El Seprona había calculado que las extracciones podían haber generado un beneficio económico de unos 5,1 millones de euros para Eurotécnica Agraria, la sociedad encargada de gestionar la finca, y había estimado un posible daño ambiental de hasta 1,1 millones de euros. La investigación se centró en nueve pozos sin autorización que fueron localizados en Aljóbar y que, según la documentación aportada a la causa, llegaron a ser detectados en funcionamiento en dos ocasiones.

Para los ecologistas, aunque las conclusiones de la Guardia Civil puedan presentar limitaciones metodológicas, existe una "hipótesis delictiva objetivamente fundada" que justificaría continuar investigando.

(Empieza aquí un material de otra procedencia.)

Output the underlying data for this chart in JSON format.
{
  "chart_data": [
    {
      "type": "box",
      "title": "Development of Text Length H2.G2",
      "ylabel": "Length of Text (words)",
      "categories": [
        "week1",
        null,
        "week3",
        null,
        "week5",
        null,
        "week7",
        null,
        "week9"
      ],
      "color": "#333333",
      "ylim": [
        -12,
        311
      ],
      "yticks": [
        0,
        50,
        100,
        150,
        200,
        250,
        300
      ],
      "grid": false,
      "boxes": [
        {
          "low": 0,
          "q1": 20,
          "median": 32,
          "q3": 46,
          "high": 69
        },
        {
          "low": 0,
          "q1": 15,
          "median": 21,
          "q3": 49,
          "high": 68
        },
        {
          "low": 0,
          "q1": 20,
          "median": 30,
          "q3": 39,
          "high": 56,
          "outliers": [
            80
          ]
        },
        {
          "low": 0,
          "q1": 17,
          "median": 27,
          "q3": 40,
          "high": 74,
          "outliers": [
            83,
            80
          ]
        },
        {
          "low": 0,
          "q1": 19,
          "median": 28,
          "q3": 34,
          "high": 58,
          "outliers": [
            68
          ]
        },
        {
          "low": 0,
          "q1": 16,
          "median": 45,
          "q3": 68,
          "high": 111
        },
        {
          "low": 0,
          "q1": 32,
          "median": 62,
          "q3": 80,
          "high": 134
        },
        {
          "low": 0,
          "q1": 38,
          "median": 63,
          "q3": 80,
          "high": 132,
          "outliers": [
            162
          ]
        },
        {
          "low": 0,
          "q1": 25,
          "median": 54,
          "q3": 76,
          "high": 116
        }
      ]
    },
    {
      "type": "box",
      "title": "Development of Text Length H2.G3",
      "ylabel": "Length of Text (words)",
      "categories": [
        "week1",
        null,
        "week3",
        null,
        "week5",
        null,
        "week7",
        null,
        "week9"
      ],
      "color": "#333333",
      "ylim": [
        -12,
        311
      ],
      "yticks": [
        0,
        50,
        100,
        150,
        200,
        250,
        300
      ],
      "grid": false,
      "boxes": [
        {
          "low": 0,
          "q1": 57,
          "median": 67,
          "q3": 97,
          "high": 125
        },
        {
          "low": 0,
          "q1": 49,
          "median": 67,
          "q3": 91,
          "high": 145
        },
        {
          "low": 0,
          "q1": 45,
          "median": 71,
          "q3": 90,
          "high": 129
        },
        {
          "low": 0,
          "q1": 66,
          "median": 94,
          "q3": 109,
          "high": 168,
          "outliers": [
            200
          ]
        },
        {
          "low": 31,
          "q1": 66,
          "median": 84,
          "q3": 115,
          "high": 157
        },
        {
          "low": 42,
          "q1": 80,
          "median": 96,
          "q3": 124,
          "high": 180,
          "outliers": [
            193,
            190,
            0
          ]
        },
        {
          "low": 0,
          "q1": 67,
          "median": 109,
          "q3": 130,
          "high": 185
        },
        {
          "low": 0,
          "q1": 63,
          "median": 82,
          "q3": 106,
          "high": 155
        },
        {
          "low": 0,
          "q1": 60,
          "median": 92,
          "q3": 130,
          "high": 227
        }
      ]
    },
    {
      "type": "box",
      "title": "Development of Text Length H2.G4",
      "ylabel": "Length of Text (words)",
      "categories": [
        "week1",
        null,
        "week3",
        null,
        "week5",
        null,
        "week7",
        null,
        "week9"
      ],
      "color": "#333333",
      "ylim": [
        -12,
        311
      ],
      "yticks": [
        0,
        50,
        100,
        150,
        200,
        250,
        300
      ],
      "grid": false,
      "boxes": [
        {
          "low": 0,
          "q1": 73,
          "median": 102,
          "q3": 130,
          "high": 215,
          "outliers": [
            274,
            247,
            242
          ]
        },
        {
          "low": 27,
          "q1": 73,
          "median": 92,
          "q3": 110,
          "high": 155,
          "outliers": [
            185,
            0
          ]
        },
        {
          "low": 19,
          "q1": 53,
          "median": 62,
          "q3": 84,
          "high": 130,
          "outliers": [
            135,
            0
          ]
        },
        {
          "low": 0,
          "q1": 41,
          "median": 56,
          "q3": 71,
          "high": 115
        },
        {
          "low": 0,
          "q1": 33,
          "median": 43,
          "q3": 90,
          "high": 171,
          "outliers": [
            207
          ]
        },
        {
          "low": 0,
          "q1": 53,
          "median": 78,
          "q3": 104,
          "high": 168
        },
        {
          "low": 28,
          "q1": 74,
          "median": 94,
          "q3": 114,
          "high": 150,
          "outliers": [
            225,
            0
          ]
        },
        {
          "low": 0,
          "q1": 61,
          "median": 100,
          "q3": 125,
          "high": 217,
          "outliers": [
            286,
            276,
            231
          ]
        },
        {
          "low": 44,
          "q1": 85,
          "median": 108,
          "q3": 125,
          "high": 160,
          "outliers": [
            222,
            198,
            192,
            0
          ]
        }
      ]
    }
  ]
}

La organización sostiene además que durante la instrucción aparecieron otros elementos que deben valorarse conjuntamente, como la la ausencia de contadores, pérdidas visibles de agua en las conducciones, el funcionamiento reiterado de los pozos y las referencias a una "explotación abusiva".

La regularización posterior de los pozos

Otro de los puntos de discrepancia es la autorización posterior concedida por la Confederación Hidrográfica del Guadalquivir para modificar el régimen de riego de la finca y regularizar las captaciones. El juez considera que esta actuación administrativa refuerza la conclusión de que las extracciones no habrían provocado un impacto negativo relevante.

Ecologistas en Acción sostiene, sin embargo, que esa autorización únicamente acredita la compatibilidad del régimen de riego futuro y no permite determinar qué ocurrió durante los años anteriores. En particular, defiende que la regularización no puede convalidar retroactivamente el uso de pozos que no estaban incluidos en el título correspondiente ni demostrar que las extracciones realizadas hasta entonces fueran inocuas.

La organización también recuerda que el acuífero Aljarafe Sur, del que se abastecen las captaciones, ha registrado un descenso de sus niveles, aunque la propia Confederación ha señalado que no puede atribuirse exclusivamente a la finca Aljóbar. Para Ecologistas, la suma de todos estos elementos hace "racionalmente posible la hipótesis de una captación prolongada, incontrolada y para contribuir a un daño sustancial".

Por ello, el recurso reclama que peritos independientes reconstruyan la evolución de las extracciones antes de cerrar definitivamente la investigación. La organización considera que esta actuación permitiría resolver la principal controversia técnica de la causa y determinar si existió realmente un daño ambiental asociado al funcionamiento de los pozos. La decisión del juez no es firme y puede ser recurrida.